Saul had been staring at the hard, savage lines of his companion’s face. He turned now at Randolph’s finger, and saw the waystone. It said Swaffham Prior, 2 miles, and on top of it lay a limp, faded rag that might, a century ago, have been a fashionable Homburg hat.
“How long have we been here?” he asked, thinking of Rip van Winkle, of tales of ancient sleepers falling to dust. “How long—”
“Don’t panic,” Randolph said. “They don’t play by the rules. Nevertheless, I’m not feeling particularly inclined to stay on this road.”
“Can’t you do something? Use these words of yours?”
“I am even less inclined to do that.” Randolph picked up the felt remnants with two fingers. “I don’t know what impact they might have here. I suspect it would be large and destructive, and the veil is too damned torn to risk more damage. The words might send us back to where we should be; they might equally rend a hole between here and there which would let more through to our side than just us.”

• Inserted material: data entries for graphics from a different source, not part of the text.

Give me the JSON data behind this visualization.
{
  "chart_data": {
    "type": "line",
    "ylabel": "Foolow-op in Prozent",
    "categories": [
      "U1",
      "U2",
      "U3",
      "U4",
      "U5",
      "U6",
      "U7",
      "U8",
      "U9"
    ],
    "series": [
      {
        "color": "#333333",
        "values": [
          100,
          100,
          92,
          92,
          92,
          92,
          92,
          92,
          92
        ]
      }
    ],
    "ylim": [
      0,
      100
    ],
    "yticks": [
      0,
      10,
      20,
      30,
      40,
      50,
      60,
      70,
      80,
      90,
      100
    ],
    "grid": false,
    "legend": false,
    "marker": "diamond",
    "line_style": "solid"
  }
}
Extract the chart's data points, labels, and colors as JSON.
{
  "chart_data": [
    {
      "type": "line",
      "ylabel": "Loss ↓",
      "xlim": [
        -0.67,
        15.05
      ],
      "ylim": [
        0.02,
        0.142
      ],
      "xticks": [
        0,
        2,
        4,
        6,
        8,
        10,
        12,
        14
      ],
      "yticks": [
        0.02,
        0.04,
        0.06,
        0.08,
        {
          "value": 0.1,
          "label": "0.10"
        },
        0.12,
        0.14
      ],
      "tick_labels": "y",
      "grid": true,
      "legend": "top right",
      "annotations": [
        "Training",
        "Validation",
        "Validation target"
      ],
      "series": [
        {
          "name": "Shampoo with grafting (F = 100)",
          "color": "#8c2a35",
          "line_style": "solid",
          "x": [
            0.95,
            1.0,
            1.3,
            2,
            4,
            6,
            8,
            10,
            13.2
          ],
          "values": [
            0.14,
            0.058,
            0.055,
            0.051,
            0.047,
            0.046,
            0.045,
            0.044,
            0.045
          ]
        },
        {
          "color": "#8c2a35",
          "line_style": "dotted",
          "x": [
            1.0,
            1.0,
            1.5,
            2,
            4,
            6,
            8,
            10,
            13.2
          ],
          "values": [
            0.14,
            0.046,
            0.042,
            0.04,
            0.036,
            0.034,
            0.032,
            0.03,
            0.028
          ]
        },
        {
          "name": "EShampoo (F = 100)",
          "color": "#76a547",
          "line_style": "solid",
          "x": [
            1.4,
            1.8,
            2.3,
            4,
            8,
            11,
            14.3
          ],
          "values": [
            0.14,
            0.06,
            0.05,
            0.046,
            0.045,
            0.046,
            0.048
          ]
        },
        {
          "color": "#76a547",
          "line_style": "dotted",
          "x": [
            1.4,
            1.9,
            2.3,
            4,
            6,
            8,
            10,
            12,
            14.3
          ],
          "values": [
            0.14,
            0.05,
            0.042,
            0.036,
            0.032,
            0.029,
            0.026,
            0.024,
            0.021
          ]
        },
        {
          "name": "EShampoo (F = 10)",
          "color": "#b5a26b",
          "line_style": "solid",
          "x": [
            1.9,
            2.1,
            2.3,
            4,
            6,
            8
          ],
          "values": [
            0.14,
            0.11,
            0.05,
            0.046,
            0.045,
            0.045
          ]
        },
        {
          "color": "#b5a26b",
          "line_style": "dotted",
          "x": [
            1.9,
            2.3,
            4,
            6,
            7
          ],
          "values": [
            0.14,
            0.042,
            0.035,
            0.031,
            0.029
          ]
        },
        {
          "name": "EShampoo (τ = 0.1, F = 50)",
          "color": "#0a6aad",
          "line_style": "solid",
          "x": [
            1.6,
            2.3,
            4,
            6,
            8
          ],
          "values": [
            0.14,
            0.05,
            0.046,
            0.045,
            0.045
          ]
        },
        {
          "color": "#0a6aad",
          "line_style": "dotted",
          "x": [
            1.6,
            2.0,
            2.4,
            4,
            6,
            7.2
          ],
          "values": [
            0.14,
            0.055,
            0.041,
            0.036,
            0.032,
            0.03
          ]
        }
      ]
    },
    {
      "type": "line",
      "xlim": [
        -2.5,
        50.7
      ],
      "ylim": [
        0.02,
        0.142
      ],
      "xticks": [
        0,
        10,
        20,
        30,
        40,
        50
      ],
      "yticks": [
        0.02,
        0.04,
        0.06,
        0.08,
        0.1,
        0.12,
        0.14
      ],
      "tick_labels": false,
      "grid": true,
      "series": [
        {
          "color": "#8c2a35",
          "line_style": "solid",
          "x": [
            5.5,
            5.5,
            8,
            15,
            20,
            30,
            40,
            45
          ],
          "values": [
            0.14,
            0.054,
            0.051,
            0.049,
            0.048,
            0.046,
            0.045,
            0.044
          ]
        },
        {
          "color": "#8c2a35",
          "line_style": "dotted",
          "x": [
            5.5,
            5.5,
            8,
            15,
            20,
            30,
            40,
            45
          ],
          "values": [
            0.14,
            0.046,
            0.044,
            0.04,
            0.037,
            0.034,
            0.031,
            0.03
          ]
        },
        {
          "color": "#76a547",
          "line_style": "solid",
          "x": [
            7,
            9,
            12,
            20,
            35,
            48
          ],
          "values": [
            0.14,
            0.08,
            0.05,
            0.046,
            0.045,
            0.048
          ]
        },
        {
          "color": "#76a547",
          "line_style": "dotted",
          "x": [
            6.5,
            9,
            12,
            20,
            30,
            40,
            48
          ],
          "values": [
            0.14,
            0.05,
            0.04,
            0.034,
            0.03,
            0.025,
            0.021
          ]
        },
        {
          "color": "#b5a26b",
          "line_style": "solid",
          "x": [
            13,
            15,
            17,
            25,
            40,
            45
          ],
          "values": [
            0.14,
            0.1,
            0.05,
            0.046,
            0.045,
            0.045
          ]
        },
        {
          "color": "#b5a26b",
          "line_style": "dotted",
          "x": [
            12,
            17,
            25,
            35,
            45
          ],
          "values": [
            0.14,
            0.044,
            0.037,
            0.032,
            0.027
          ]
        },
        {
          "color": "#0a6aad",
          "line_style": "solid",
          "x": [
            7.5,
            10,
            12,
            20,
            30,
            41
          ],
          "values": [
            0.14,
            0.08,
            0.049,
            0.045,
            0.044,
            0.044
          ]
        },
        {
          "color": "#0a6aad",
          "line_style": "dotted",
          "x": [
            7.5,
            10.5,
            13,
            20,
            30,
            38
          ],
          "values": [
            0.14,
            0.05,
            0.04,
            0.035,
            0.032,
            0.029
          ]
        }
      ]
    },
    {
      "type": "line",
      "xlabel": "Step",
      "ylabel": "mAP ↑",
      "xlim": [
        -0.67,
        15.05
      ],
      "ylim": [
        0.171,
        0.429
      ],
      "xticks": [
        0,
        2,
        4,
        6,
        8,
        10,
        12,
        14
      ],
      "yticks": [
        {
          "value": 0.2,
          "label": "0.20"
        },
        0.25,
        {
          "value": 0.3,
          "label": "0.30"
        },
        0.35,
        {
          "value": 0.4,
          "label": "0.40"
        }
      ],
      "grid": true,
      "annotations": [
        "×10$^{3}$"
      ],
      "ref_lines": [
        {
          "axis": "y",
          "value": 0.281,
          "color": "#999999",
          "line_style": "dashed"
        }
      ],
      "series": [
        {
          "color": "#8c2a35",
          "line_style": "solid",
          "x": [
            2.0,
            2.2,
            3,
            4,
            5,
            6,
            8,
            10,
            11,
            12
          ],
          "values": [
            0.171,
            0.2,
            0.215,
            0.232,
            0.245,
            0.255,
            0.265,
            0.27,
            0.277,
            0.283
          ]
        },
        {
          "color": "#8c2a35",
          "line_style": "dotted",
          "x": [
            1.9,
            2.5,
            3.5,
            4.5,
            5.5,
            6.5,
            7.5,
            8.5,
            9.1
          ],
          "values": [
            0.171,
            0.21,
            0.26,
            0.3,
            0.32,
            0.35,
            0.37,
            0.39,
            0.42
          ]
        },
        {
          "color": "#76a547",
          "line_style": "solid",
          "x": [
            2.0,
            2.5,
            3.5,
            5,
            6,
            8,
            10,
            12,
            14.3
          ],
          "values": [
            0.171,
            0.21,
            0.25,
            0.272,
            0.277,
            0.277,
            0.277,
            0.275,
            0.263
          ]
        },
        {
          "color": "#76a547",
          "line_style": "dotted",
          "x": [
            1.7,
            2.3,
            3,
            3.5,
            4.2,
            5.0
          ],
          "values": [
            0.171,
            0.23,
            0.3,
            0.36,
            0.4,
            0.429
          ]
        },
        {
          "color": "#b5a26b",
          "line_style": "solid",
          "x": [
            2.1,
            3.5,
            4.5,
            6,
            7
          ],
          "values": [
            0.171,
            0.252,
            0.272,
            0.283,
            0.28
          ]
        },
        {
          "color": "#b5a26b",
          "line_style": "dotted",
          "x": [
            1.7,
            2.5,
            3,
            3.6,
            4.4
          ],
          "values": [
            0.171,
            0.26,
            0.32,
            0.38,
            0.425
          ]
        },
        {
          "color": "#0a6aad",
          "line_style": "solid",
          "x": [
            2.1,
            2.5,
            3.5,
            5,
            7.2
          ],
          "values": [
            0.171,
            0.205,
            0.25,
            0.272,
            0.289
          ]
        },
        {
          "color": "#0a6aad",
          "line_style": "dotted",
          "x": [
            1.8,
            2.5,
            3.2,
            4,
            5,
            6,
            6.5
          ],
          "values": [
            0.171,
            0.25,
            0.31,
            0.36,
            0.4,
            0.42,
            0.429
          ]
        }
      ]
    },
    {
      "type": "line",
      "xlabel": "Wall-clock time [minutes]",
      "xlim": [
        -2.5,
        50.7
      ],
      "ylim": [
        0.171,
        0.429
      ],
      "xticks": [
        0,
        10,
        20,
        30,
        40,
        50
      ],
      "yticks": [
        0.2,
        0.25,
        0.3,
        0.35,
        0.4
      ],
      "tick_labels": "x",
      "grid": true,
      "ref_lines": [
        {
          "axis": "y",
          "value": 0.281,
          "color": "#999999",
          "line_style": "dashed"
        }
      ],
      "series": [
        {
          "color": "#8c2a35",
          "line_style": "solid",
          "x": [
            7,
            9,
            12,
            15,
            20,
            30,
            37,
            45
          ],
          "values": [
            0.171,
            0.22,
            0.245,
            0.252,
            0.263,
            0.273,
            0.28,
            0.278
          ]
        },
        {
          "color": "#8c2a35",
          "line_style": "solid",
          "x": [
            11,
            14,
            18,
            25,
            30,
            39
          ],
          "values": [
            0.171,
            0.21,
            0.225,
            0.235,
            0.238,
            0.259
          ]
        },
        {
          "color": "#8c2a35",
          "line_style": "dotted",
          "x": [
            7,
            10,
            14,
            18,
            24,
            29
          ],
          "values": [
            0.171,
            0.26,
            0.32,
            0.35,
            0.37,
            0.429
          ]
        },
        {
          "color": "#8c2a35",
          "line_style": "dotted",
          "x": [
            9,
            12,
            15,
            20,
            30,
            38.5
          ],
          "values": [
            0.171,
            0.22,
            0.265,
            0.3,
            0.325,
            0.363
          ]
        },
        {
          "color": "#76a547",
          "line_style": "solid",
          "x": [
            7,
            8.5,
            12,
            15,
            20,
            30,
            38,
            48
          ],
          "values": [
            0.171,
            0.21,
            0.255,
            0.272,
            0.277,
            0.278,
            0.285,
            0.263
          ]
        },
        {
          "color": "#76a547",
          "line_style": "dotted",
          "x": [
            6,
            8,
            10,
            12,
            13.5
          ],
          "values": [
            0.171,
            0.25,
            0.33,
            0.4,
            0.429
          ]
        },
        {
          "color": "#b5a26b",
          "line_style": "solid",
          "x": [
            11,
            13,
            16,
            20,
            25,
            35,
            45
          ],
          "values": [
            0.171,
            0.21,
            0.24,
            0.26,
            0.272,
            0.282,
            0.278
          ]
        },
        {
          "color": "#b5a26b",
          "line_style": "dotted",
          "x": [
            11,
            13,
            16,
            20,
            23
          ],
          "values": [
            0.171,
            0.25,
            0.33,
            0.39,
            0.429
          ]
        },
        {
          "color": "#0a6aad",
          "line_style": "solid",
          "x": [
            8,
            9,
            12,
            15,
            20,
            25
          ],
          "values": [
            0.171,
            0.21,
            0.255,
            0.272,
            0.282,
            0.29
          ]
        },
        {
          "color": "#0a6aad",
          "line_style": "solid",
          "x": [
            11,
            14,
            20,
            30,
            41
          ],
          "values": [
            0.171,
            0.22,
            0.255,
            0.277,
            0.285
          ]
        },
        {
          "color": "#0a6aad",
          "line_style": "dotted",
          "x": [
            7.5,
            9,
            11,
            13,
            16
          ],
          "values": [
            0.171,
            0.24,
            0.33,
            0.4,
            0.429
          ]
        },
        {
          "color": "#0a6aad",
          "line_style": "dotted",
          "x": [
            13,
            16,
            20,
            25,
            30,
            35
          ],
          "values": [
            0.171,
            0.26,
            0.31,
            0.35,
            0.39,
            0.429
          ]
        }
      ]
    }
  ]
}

“There isn’t anything else here.”
“Would you care to bet on that?”
Skin prickled all the way down Saul’s neck. “What do you mean?”
“I don’t feel alone.” Randolph dropped the rag and glanced around. “Have you observed the shadows?”
Saul looked down. His shadow stretched out in front of him, a foot or so of black on the dusty road. He grabbed for his watch. “It’s working! No, wait—what?”
Randolph consulted his own watch. “Stopped at twenty-five to three? Marvellous. Sodding marvellous. Because if time is passing in some manner, you may imagine what that means.”
Saul thought about it. “Are you saying that night will come?”
“And who knows what with it. I don’t want to be here at night.”
“What do we do?” Saul could feel the terror rising, like an echo of that long-ago evening with the Abchurches—no, last night, it was just last night. “Randolph?”
Randolph was looking around, eyes narrowed. “I should like to find Burwell Castle. I would guess it will be here, and potentially useful, but the question is how to reach it. It was right behind the church, but damned if I know which way to Burwell.”